Taiwan Opens Fire After China Fails to Heed 'Strong' Warning
Tiny Taiwan defied massive China on Tuesday by firing warning shots at a Chinese drone that flew above an offshore island of that’s part of the embattled democracy.
The incident marked the first time Taiwan has responded to the barrage of military drills and provocations that have marked the aftermath of House Speaker Nancy Pelosi’s visit to Taiwan earlier this month, according to Reuters.
The drone, which was among a group of three buzzing the island, turned back toward China after the shots were fired. According to CNN, flares were fired at the drones before the live rounds.
President Tsai Ing-wen said Taiwan’s military will take “strong countermeasures” against what she termed Chinese provocations, Reuters reported.
Tsai criticized China for its war games and drills that surrounded the island after Pelosi visited.
“I want to tell everyone that the more the enemy provokes, the more calm we must be,” Tsai told naval officers, according to Reuters. “We will not provoke disputes, and we will exercise self-restraint, but it does not mean that we will not counter.”
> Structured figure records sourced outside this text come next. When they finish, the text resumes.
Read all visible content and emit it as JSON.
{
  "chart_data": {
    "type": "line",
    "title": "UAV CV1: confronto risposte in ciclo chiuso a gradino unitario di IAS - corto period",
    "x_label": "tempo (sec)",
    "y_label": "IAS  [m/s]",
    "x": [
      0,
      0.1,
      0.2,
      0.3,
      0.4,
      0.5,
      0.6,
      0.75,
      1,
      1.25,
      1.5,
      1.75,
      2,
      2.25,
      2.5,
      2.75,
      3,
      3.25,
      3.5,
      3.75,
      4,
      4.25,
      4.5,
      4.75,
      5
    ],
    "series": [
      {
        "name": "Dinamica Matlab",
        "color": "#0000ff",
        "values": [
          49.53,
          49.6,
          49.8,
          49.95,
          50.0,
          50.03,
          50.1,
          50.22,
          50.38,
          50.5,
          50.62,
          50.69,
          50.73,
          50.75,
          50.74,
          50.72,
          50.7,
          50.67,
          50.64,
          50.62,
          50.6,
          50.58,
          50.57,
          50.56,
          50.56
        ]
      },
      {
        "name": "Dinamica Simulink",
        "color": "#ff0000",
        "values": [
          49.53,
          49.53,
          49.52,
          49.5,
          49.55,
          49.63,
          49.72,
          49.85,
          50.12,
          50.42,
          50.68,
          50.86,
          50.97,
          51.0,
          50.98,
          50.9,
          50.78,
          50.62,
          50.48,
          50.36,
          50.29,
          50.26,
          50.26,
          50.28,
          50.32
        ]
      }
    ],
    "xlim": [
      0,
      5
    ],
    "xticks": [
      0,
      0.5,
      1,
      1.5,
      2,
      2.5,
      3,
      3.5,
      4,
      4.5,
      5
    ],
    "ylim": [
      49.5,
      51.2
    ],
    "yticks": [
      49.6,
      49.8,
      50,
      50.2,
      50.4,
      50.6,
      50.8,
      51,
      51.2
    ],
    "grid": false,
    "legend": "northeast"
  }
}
China’s Foreign Ministry spokesman Zhao Lijian scoffed at the incident, hewing to the Chinese Communist Party’s line that Taiwan – where the Nationalist government fled after losing a civil war in 1949 — belongs to the Beijing government.
“Chinese drones flying over China’s territory, what’s there to be surprised at?” Zhao said, according to the BBC.
“Firstly, I need to tell you Taiwan is a province of China, it has no so-called defense ministry. The Taiwan authorities are playing up their nervousness, this is meaningless,” he said, according to Reuters.
Taiwan fired back hot words, with a sound bite from Taiwan’s Foreign Ministry saying “uninvited people are called thieves,” according to Reuters.
Taiwan Defense Minister Chiu Kuo-cheng said Taiwan will be guided by its need for self-defense.
“Don’t make a fuss then when I set off some firecrackers to scare away some sparrows,” he said, according to Reuters.
Pelosi’s Aug. 2 visit to Taiwan sparked an international uproar, with the Beijing regime making its displeasure known that such a high-ranking American official was making an implicit gesture of support for the Taipei government.
Since then, other American lawmakers have also visited Taiwan.
On Monday, National Security Council spokesman John Kirby said China is trying to “turn up the temperature” so that military tensions in the Taiwan Strait become a “new normal.”
“We’ve said publicly we’re not going to accept it,” Kirby said, according to Voice of America.
U.S. warships routinely said through the strait, which separates China and Taiwan. Most recently, two guided missile cruisers sailed through the strait on Sunday, according to CNN.